This is a list, in no particular order, why I love PostgreSQL. Note that many of these things are far better explained in the excellent documentation of PgSQL, so you can look up things there.
- First, PgSQL takes types seriously. Data is typed from the outset and you need to convert data to match the given type. This means we rule out dates like '2009-02-31' by default. MySQL fails this blatantly for instance. Also, it allows us to import data into a typed language fairly easily as soon as we have a type mapping defined.
- PgSQL has TOAST-storage. This includes several techniques like compression and out-of-line storage.
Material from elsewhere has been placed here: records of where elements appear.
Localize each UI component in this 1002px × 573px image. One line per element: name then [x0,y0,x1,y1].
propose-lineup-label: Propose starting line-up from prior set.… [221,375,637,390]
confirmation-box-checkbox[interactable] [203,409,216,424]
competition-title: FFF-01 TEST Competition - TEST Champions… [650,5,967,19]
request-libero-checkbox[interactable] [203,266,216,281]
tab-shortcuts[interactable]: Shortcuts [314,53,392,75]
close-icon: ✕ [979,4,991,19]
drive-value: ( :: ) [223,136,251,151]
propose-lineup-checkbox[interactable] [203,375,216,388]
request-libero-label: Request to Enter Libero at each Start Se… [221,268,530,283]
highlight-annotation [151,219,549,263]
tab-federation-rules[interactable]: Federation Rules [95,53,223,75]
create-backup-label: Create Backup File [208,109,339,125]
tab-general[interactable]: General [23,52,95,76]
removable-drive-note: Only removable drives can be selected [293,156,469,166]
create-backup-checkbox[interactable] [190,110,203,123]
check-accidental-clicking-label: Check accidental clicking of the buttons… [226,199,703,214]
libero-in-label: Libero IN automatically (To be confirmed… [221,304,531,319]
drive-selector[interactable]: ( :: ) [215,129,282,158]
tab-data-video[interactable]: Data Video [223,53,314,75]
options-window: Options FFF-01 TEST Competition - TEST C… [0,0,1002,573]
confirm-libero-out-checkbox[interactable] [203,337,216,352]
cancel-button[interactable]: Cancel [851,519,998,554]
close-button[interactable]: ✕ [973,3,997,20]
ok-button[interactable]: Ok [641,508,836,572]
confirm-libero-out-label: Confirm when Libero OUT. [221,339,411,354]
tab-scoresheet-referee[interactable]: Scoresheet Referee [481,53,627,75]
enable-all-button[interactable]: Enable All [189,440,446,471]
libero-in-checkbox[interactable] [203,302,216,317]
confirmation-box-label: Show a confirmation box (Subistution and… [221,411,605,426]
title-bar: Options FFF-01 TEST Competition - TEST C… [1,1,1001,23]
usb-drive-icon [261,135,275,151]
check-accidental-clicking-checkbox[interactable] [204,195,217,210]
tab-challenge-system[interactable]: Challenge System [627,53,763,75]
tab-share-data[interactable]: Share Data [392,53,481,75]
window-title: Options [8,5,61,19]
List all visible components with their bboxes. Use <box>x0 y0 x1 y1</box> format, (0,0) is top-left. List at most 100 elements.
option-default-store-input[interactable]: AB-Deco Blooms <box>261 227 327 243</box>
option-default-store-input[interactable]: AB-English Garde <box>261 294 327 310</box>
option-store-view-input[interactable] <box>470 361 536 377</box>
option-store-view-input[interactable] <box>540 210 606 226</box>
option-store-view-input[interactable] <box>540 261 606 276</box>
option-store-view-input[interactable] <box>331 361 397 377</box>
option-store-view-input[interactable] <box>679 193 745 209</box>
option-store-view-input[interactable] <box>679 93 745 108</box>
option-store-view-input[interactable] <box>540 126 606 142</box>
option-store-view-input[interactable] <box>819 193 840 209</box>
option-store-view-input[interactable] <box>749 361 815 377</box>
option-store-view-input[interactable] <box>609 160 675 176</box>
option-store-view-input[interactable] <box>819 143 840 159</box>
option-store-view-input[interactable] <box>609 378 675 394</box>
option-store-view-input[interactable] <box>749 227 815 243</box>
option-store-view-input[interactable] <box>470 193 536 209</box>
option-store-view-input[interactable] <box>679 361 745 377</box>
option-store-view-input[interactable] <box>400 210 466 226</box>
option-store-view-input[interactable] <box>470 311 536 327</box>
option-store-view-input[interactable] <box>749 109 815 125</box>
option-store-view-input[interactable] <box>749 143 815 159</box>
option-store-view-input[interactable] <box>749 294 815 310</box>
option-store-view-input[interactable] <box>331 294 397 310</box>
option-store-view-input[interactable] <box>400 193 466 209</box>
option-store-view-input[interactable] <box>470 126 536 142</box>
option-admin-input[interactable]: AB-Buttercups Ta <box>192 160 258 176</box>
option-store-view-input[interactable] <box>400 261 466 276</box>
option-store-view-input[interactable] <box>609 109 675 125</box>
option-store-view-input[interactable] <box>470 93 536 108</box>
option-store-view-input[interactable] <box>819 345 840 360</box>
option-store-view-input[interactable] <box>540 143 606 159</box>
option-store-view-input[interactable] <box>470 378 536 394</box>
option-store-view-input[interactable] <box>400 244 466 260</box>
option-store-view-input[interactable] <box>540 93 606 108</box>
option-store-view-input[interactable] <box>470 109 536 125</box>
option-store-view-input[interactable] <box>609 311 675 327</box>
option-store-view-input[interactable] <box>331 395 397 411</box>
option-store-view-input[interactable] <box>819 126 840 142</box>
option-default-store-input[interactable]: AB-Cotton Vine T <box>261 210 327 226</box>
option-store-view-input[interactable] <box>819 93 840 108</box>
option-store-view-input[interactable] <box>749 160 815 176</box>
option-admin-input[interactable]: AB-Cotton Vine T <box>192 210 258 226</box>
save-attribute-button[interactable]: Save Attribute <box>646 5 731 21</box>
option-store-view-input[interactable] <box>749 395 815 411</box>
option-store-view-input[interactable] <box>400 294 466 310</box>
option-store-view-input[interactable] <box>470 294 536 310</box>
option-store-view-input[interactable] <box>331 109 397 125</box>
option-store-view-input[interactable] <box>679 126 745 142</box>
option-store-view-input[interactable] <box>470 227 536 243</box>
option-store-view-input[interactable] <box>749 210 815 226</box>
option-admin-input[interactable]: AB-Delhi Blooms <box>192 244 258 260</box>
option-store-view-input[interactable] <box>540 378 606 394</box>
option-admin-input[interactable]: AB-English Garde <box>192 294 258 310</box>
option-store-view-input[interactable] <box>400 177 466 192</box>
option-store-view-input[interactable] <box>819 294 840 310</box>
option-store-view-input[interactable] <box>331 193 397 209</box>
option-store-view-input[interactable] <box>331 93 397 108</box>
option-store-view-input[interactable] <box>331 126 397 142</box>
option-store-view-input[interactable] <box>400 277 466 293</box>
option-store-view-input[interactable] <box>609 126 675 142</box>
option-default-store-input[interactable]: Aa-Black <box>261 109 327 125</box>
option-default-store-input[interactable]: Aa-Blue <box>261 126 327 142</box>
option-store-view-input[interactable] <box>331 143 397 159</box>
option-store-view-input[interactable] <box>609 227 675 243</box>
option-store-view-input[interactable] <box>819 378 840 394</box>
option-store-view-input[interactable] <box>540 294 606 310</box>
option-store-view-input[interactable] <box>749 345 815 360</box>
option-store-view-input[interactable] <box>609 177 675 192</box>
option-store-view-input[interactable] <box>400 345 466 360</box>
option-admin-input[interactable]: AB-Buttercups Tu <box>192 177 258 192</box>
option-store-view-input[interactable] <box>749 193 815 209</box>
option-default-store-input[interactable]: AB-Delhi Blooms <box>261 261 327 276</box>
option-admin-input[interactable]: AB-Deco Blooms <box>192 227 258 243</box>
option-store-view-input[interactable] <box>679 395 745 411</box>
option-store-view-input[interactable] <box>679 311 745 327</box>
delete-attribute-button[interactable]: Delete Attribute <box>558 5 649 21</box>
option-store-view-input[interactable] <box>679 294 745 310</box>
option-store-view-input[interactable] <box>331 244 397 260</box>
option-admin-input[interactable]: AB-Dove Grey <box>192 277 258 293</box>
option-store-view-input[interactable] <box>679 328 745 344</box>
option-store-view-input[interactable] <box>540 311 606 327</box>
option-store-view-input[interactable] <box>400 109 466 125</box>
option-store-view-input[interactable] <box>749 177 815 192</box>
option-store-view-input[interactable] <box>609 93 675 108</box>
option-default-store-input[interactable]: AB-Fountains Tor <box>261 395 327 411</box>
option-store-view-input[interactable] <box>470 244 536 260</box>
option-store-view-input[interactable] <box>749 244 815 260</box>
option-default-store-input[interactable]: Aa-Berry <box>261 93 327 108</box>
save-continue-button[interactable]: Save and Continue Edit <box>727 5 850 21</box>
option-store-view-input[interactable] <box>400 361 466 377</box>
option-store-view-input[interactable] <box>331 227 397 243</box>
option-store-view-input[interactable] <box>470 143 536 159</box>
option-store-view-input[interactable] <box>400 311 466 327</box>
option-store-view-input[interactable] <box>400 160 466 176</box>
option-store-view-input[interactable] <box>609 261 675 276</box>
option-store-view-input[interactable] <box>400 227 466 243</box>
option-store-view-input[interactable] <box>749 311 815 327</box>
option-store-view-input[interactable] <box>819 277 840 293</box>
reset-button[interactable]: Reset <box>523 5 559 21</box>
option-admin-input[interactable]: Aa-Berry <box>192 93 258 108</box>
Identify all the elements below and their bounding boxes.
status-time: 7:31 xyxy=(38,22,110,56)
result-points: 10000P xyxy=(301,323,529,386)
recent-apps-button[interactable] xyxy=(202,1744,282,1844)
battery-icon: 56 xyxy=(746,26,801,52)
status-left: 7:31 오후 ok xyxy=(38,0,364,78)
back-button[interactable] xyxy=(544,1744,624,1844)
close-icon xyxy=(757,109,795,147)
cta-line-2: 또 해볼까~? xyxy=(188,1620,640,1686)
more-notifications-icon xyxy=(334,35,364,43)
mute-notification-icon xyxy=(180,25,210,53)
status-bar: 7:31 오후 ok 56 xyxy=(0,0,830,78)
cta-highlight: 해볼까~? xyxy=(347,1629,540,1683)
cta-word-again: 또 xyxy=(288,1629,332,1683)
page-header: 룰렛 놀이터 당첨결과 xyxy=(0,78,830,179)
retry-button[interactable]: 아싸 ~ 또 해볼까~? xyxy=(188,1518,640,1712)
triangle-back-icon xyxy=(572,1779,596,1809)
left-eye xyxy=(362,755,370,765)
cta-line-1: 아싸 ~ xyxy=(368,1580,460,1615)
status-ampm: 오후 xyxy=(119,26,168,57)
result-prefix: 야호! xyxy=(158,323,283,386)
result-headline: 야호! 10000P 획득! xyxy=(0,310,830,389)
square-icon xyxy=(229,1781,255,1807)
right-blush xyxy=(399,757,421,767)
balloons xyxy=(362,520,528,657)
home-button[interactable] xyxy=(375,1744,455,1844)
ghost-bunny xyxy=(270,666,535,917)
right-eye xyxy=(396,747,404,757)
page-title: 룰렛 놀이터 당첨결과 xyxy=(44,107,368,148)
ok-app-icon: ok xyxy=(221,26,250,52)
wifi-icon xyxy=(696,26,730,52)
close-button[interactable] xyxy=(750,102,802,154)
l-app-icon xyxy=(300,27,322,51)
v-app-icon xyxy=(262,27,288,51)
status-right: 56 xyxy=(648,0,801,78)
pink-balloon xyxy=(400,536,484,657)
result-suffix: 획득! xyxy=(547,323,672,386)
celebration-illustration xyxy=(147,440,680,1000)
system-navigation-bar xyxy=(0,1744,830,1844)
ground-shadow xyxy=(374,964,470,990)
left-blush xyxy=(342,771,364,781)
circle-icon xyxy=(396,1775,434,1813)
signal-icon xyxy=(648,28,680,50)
What this means is that you can process data faster since disk I/O is what tend to kill database performance as soon as your data get beyond 'fits-in-memory'.
- PgSQL can do partial indexes. I keep partial indexes on unprocessed data. Hence, even if the table contains billions of rows, I can quickly grab the unprocessed records and process them. I also keep some partial indexes around for performance.
- PgSQL does bitmap index scans. This can combine several indexes into a bitmap telling the system what rows or pages to retrieve. Again, it lowers the amount of disk I/O needed to access data. Wonderful for complex queries.
- PgSQL uses Multi-version concurrency control (MVCC). This means you can do backups of your database without having to worry too much about what happens while you take the backup. It also means you can be sure that your ACID compliance is done correctly without affecting the performance of individual queries.
- You can disable autocommit by default in the psql client. No more accidentially destroying data.
- Data Definitions (the DDL) are transaction safe! You can undo an ALTER TABLE statement if it goes wrong. It makes data manipulation into a blissful operation: Alter the table, CREATE VIEW to get the old view of the data back. COMMIT the transaction. You can do this on a live system, which is wonderful.
- Need to add millions of rows? Use the COPY command (or its psql client \copy cousin). It is a lot faster than INSERT INTO for large amounts of data. My work desktop machine with an old SATA disk imports millions of (rather large) rows in a matter of minutes. This including raising a couple of indexes on the data.
- Need to export data? CREATE TEMPORARY TABLE export ( ... ), fill it with a SELECT statement, fire up COPY. Done. I've built many reports directly in the guts of the psql prompt with a couple of VIEWs and this technique.
- PgSQL is fast, especially for complex queries. This is especially true for recent PostgreSQL releases, where performance was the optimization target. And it paid off. Combine it with a query cache or a dedicated key-value store and you have a very stable, robust and fast platform which can scale to thousands of simultaneous users.
- Built-in full-text-search. I've used this to answer search queries from users on the data with ease.
And I get to combine PgSQL with Ocaml, awk and R. Don't underestimate the data manipulation power of awk, it is extremely fast.